Tunable Real-Time Safety Filters via Set-Based Control Barrier Functions

Abstract

Safety filters for industrial constrained systems are required to combine certified constraint satisfaction, predictable online computation, and a transparent tuning interface. Existing set-based filters are based on a well-established control invariant set design that scales favorably with state and input constraints, but typically intervene only at the set boundary. Control barrier function (CBF)-based filters, by contrast, provide tunable intervention but require a scalar barrier construction. This paper proposes a set-based CBF safety filter that turns a convex control invariant set directly into a tunable barrier via its Minkowski functional. The resulting filter is formulated as a single-level quadratic program (QP) in which one class-Ke parameter sets the intervention aggressiveness. Explicit convex formulations are derived for polytopic, zonotopic, and MPC-based invariant sets.

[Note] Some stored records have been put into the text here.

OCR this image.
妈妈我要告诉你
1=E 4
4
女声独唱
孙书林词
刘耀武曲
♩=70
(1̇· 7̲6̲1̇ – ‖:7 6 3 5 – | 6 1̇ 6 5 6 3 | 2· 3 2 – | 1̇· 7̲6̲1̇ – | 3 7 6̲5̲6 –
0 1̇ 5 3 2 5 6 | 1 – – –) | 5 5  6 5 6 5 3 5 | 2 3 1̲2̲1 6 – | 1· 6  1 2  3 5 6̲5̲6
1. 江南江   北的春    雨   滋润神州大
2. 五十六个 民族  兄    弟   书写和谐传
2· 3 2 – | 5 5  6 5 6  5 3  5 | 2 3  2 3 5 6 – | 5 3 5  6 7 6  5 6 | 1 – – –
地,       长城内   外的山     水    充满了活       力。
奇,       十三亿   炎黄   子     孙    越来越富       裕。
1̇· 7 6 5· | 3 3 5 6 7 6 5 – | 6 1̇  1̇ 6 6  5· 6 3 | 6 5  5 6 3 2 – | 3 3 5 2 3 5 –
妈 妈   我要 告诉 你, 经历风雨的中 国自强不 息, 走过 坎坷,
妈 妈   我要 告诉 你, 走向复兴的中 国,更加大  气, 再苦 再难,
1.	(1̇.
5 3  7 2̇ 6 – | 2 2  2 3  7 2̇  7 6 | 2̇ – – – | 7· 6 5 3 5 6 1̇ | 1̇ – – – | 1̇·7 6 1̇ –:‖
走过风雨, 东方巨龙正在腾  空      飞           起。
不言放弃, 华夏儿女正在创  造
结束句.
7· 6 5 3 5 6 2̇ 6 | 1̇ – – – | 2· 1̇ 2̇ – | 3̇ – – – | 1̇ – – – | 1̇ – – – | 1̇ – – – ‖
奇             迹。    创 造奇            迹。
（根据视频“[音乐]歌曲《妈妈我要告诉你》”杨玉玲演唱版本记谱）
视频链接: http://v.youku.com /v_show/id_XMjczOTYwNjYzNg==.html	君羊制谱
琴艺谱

Under standard bounded-disturbance assumptions, the resulting safety filter guarantees constraint satisfaction and asymptotic recovery into the invariant set. For tight real-time budgets, a learning-based approximation enables online acceleration, while the formal safety guarantees remain tied to the exact formulation. The method is validated in numerical studies and on a permanent-magnet synchronous motor drive, where an explicit QP implementation evaluates within a 150 microseconds sampling window and has a worst-case execution time of 28.04 microseconds.